Maurri habló pausadamente:
—El asesino utilizó un cuchillo o algún instrumento afilado que tenía una muesca o un diente en el centro. Quizá se trate de un defecto, quizá no. Podría ser un tipo de cuchillo con esa forma. A mí me parece, aunque no podría jurarlo, que se trata de un cuchillo de submarinismo. El asesino realizó tres cortes para extraer el órgano.
El primero en la dirección de las agujas del reloj, de las once a las seis; el segundo en dirección contraria a las agujas del reloj, nuevamente de las once a las seis. El tercer corte iba de arriba abajo, para despegar el órgano. Tres cortes limpios y firmes con una hoja sumamente afilada.
—Como Jack.
—¿Disculpe?
—Jack el Destripador.
—Claro, Jack el Destripador. No… no como él. Nuestro asesino no es cirujano. Ni carnicero. En este caso no se precisaban conocimientos de anatomía. Los investigadores desean saber si se trata de una operación bien hecha. ¿Qué quieren decir con eso de una operación «bien hecha»? ¿Quién ha hecho alguna vez una operación de ese tipo? La persona que lo hizo actuó sin vacilar, de eso no hay duda. Podría tratarse de alguien que utiliza determinadas herramientas en su oficio. ¿No es cierto que la chica trabajaba el cuero para Gucci? ¿No utilizaba ella un cuchillo de zapatero? Y su padre, ¿no trabajaba también el cuero? A lo mejor fue alguien de su entorno… Tuvo que hacerlo alguien diestro con el cuchillo, un cazador o un taxidermista… Y, sobre todo, alguien con determinación y nervios de acero. Aunque estuviera manejando un cadáver, la chica acababa de morir.
—Doctor Maurri —dijo Spezi—, ¿tiene alguna idea de lo que pudo haber hecho con el… fetiche?
—Se lo ruego, no me haga esa pregunta.
Cuando la tarde del lunes languidecía en una indolencia sofocante y no parecía que por el momento fueran a surgir más novedades sobre el caso, se convocó una reunión en el despacho del director de
La Nazione.
El dueño del periódico estaba allí, así como el redactor jefe, el director de noticias, varios periodistas y Spezi.
La Nazione
era el único periódico que poseía información sobre la mutilación del cadáver; los demás diarios no sabían nada. Sería una gran primicia. El director opinaba que los pormenores del crimen debían aparecer en el titular. El redactor no estaba de acuerdo, pues consideraba que eran demasiado importantes. Mientras Spezi leía sus notas en voz alta para ayudar a tomar una decisión, un joven periodista de crónica negra irrumpió bruscamente en el despacho.
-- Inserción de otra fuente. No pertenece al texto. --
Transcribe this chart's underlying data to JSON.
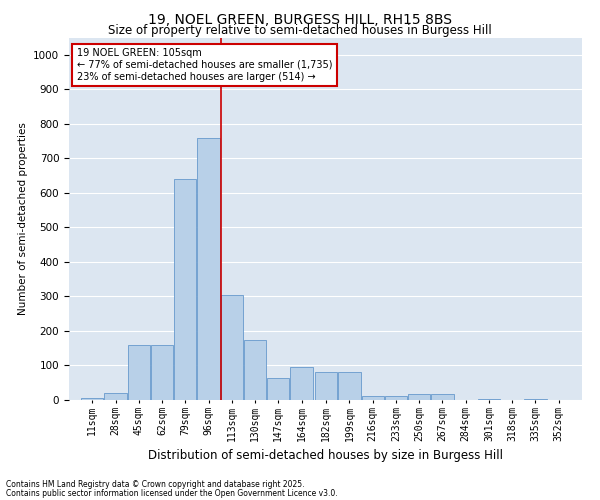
{
  "title1": "19, NOEL GREEN, BURGESS HILL, RH15 8BS",
  "title2": "Size of property relative to semi-detached houses in Burgess Hill",
  "xlabel": "Distribution of semi-detached houses by size in Burgess Hill",
  "ylabel": "Number of semi-detached properties",
  "footnote1": "Contains HM Land Registry data © Crown copyright and database right 2025.",
  "footnote2": "Contains public sector information licensed under the Open Government Licence v3.0.",
  "annotation_title": "19 NOEL GREEN: 105sqm",
  "annotation_line1": "← 77% of semi-detached houses are smaller (1,735)",
  "annotation_line2": "23% of semi-detached houses are larger (514) →",
  "subject_value": 105,
  "bar_color": "#b8d0e8",
  "bar_edge_color": "#6699cc",
  "vline_color": "#cc0000",
  "annotation_box_color": "#cc0000",
  "background_color": "#dce6f1",
  "fig_background_color": "#ffffff",
  "categories": [
    11,
    28,
    45,
    62,
    79,
    96,
    113,
    130,
    147,
    164,
    182,
    199,
    216,
    233,
    250,
    267,
    284,
    301,
    318,
    335,
    352
  ],
  "bin_width": 17,
  "values": [
    5,
    20,
    160,
    160,
    640,
    760,
    305,
    175,
    65,
    95,
    80,
    80,
    12,
    12,
    18,
    18,
    0,
    4,
    0,
    4,
    0
  ],
  "ylim": [
    0,
    1050
  ],
  "yticks": [
    0,
    100,
    200,
    300,
    400,
    500,
    600,
    700,
    800,
    900,
    1000
  ],
  "grid_color": "#ffffff",
  "title_fontsize": 10,
  "subtitle_fontsize": 8.5,
  "ylabel_fontsize": 7.5,
  "xlabel_fontsize": 8.5,
  "tick_fontsize": 7,
  "footnote_fontsize": 5.5
}
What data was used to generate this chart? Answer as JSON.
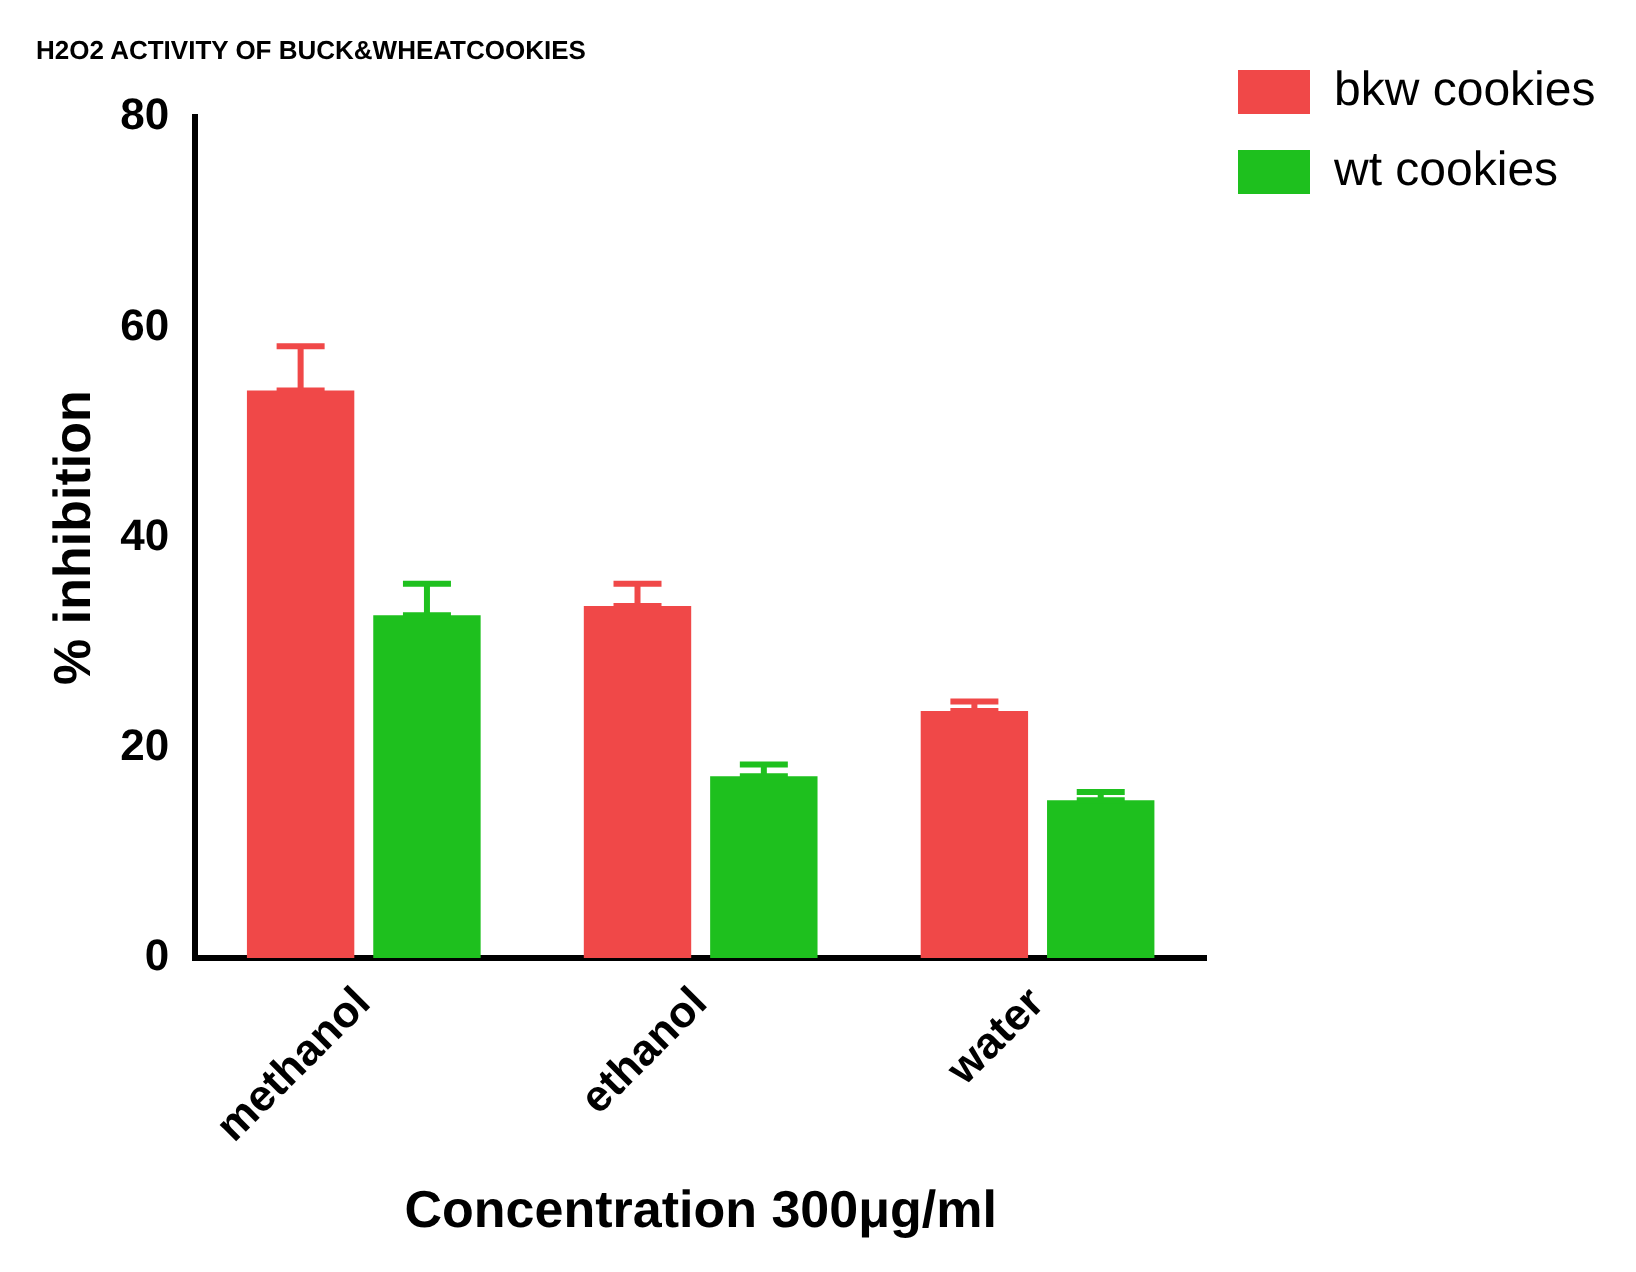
{
  "chart_data": {
    "type": "bar",
    "title": "H2O2 ACTIVITY OF BUCK&WHEATCOOKIES",
    "xlabel": "Concentration 300μg/ml",
    "ylabel": "% inhibition",
    "categories": [
      "methanol",
      "ethanol",
      "water"
    ],
    "series": [
      {
        "name": "bkw cookies",
        "color": "#f04848",
        "values": [
          54,
          33.5,
          23.5
        ],
        "errors": [
          [
            54,
            58.2
          ],
          [
            33.5,
            35.6
          ],
          [
            23.5,
            24.4
          ]
        ]
      },
      {
        "name": "wt cookies",
        "color": "#1ec01e",
        "values": [
          32.6,
          17.3,
          15
        ],
        "errors": [
          [
            32.6,
            35.6
          ],
          [
            17.3,
            18.4
          ],
          [
            15,
            15.8
          ]
        ]
      }
    ],
    "ylim": [
      0,
      80
    ],
    "yticks": [
      0,
      20,
      40,
      60,
      80
    ],
    "grid": false,
    "legend": "top right"
  }
}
—Lamento interrumpirles —dijo—, pero acabo de recordar algo. Si no me equivoco, hace cinco o seis años se produjo un crimen similar.
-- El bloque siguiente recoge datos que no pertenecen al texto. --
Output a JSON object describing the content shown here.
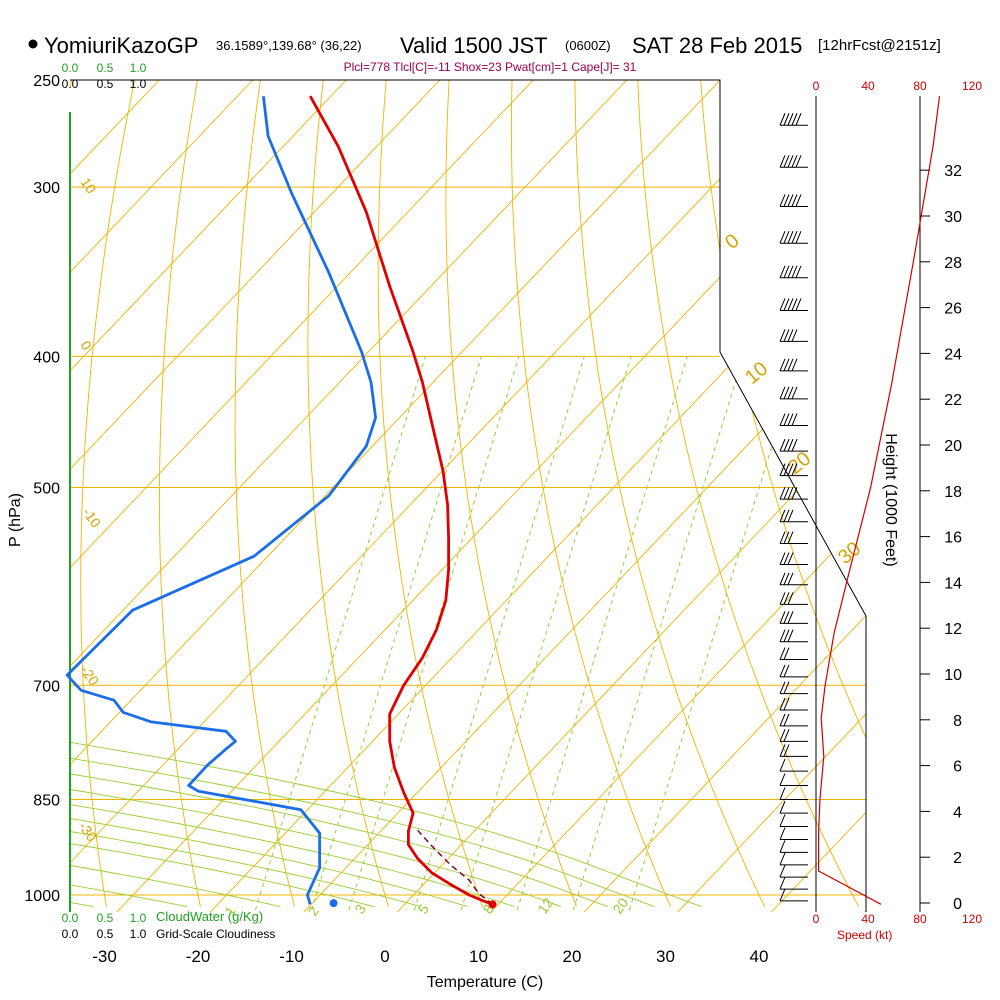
{
  "header": {
    "station": "YomiuriKazoGP",
    "coords": "36.1589°,139.68° (36,22)",
    "valid": "Valid 1500 JST",
    "zulu": "(0600Z)",
    "date": "SAT 28 Feb 2015",
    "fcst": "[12hrFcst@2151z]",
    "indices": "Plcl=778 Tlcl[C]=-11 Shox=23 Pwat[cm]=1 Cape[J]= 31"
  },
  "colors": {
    "temperature": "#e00000",
    "dewpoint": "#1a6ee8",
    "isobar": "#f0b400",
    "dryAdiabat": "#f0b400",
    "moistAdiabat": "#9acd32",
    "mixingRatio": "#9acd32",
    "cloud": "#22a022",
    "speed": "#d00000"
  },
  "chart_data": {
    "type": "skew-t",
    "xlabel": "Temperature (C)",
    "ylabel": "P (hPa)",
    "x_ticks": [
      -30,
      -20,
      -10,
      0,
      10,
      20,
      30,
      40
    ],
    "pressure_ticks": [
      250,
      300,
      400,
      500,
      700,
      850,
      1000
    ],
    "height_label": "Height (1000 Feet)",
    "height_ticks": [
      0,
      2,
      4,
      6,
      8,
      10,
      12,
      14,
      16,
      18,
      20,
      22,
      24,
      26,
      28,
      30,
      32
    ],
    "speed_ticks": [
      0,
      40,
      80,
      120
    ],
    "speed_label": "Speed (kt)",
    "cloud_ticks": [
      "0.0",
      "0.5",
      "1.0"
    ],
    "cloud_water_label": "CloudWater (g/Kg)",
    "cloudiness_label": "Grid-Scale Cloudiness",
    "dry_adiabat_labels": [
      "10",
      "0",
      "-10",
      "-20",
      "-30"
    ],
    "moist_adiabat_labels": [
      "0",
      "10",
      "20",
      "30"
    ],
    "mixing_ratio_labels": [
      "1",
      "2",
      "3",
      "5",
      "8",
      "12",
      "20"
    ],
    "series": [
      {
        "name": "temperature",
        "points": [
          [
            11.5,
            1016
          ],
          [
            10.5,
            1010
          ],
          [
            9,
            1000
          ],
          [
            7,
            982
          ],
          [
            5,
            963
          ],
          [
            3.5,
            940
          ],
          [
            2.5,
            918
          ],
          [
            2.5,
            897
          ],
          [
            3,
            870
          ],
          [
            2,
            840
          ],
          [
            1,
            805
          ],
          [
            0.5,
            770
          ],
          [
            0.5,
            735
          ],
          [
            2,
            700
          ],
          [
            4,
            668
          ],
          [
            5.5,
            637
          ],
          [
            6.5,
            606
          ],
          [
            6.8,
            575
          ],
          [
            6.8,
            545
          ],
          [
            6.7,
            515
          ],
          [
            6.2,
            486
          ],
          [
            5,
            448
          ],
          [
            4,
            418
          ],
          [
            3,
            397
          ],
          [
            0.5,
            355
          ],
          [
            -2,
            313
          ],
          [
            -5,
            280
          ],
          [
            -8,
            257
          ]
        ]
      },
      {
        "name": "dewpoint",
        "points": [
          [
            -8,
            1016
          ],
          [
            -8.3,
            1000
          ],
          [
            -7,
            955
          ],
          [
            -7,
            900
          ],
          [
            -9,
            865
          ],
          [
            -20,
            838
          ],
          [
            -21,
            830
          ],
          [
            -19,
            802
          ],
          [
            -17,
            780
          ],
          [
            -16,
            770
          ],
          [
            -17,
            757
          ],
          [
            -25,
            745
          ],
          [
            -28,
            733
          ],
          [
            -29,
            718
          ],
          [
            -32.5,
            706
          ],
          [
            -33,
            700
          ],
          [
            -34,
            688
          ],
          [
            -27,
            616
          ],
          [
            -14,
            562
          ],
          [
            -6,
            507
          ],
          [
            -2,
            466
          ],
          [
            -1,
            444
          ],
          [
            -1.5,
            418
          ],
          [
            -2.5,
            397
          ],
          [
            -6,
            347
          ],
          [
            -10,
            303
          ],
          [
            -12.5,
            275
          ],
          [
            -13,
            257
          ]
        ]
      },
      {
        "name": "parcel",
        "points": [
          [
            11.5,
            1016
          ],
          [
            10,
            997
          ],
          [
            9,
            975
          ],
          [
            7,
            950
          ],
          [
            5,
            920
          ],
          [
            3.5,
            896
          ]
        ]
      }
    ],
    "dewpoint_marker": [
      -5.5,
      1014
    ],
    "surface_temp_marker": [
      11.5,
      1016
    ],
    "speed_profile": [
      [
        50,
        1016
      ],
      [
        2,
        960
      ],
      [
        2,
        900
      ],
      [
        3,
        850
      ],
      [
        6,
        790
      ],
      [
        4,
        740
      ],
      [
        7,
        700
      ],
      [
        14,
        640
      ],
      [
        25,
        580
      ],
      [
        42,
        500
      ],
      [
        58,
        420
      ],
      [
        75,
        340
      ],
      [
        90,
        280
      ],
      [
        95,
        257
      ]
    ]
  }
}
El director se levantó de un salto.
—¿Ahora nos lo dices, justo antes del cierre? ¿Estabas esperando a que el periódico estuviera en la imprenta para «recordar»?
El periodista se amilanó, ignorando que la cólera del hombre era puro teatro.
—Lo siento, señor, se me acaba de ocurrir ahora. ¿Recuerda aquel doble homicidio cerca de Borgo San Lorenzo? —Guardó silencio, a la espera de una respuesta. Borgo San Lorenzo era un pueblo en las colinas situado a unos treinta kilómetros de Florencia, en dirección norte.
—¡Vamos, continúa! —bramó el director.
—Una joven pareja fue asesinada en Borgo mientras mantenían relaciones sexuales en un coche. ¿Recuerda que el asesino introdujo una rama en la… vagina de la chica?
—Ahora empiezo a recordar. ¿Qué estabas haciendo? ¿Durmiendo? Tráeme el expediente de ese caso. Y ponte a escribir un artículo de inmediato. Ya sabes, las similitudes, las diferencias… ¡Vamos! ¿Qué haces todavía aquí?